On this trip, I went with two of my friends from college, Kait and Lindsey, to visit my roommate Elizabeth in Virginia Beach. This was pretty big for Lindsey and I because neither of us had been to Virginia Beach before. Thankfully Elizabeth and Kait knew their way around the city, so we never got lost on our way to and fro.

Like most vacations, my favorite parts probably took place at the beach. I'm always at utter peace stomping through mushy sand or leaning down to splash the salty water that tries to knock my short self over. We took pictures and did something us college girls rarely have time to do especially in school: Relax.

The four of us did not live up to the crazed stereotype of girl trips in movies. Although I finally got a chance to sing along to Taylor Swift in a car ride with my friends, so that's always a plus. We played "Top Golf" one day, and by some miracle, I actually won the second game by a fair amount after much humiliation in the first one. We visited some of Elizabeth's family, and I finally got to meet her giant dog Apollo (I call him 'Wolf Dog'). Everyday was another chance to ask with enthusiasm: "So what are we doing today?"

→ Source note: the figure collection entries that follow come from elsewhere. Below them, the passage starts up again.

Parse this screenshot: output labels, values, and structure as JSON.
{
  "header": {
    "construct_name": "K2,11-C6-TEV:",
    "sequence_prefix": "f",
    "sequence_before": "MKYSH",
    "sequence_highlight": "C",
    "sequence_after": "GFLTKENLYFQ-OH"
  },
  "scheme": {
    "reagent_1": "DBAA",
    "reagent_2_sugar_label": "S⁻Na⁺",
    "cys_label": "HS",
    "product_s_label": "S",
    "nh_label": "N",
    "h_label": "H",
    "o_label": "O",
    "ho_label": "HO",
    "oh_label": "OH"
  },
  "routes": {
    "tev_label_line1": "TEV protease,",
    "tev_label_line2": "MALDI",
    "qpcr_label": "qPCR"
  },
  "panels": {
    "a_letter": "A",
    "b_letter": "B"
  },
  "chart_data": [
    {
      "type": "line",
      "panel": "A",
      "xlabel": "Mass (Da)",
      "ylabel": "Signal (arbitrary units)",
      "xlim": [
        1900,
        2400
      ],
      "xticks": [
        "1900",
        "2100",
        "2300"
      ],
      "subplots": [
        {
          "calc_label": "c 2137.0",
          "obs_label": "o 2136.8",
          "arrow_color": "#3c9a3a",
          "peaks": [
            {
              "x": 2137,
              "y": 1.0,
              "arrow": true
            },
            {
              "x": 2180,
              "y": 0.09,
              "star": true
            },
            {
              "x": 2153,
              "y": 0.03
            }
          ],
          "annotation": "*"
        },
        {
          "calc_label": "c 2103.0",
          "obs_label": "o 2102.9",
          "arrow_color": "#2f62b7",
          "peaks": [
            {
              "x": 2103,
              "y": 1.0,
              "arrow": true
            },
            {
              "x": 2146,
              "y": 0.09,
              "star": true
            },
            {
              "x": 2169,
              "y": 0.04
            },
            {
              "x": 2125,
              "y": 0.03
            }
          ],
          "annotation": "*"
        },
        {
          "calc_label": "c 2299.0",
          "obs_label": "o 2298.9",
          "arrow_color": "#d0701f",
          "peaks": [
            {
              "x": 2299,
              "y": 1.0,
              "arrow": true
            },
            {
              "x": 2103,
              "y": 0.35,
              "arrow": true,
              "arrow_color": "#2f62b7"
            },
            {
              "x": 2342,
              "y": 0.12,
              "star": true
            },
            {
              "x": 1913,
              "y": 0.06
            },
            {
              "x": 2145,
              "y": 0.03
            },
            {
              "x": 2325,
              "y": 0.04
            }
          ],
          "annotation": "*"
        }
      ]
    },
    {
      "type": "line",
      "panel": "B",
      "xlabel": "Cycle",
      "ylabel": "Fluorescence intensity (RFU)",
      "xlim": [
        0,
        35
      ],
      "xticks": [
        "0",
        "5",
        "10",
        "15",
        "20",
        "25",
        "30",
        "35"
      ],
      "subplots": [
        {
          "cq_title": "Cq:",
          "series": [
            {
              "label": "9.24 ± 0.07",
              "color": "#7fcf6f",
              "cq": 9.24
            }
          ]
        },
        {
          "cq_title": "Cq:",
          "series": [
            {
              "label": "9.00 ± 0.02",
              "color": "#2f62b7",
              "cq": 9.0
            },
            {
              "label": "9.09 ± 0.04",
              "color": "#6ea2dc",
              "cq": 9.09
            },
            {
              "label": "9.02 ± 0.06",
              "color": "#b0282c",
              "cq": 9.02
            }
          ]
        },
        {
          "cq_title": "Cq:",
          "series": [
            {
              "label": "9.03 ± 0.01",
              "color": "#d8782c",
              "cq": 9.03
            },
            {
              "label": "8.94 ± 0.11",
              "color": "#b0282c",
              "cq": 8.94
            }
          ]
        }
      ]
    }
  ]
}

Our trip wasn't like the movies where we all cried or confessed our deepest darkest secrets. Everything the four of us shared was laughter and this calm feeling of being at home, in the chaotic peace of each other's company. We understand each other a little better due to finally seeing what we're like outside of Longwood University. After this, all I can say is that we're most definitely planning the next one!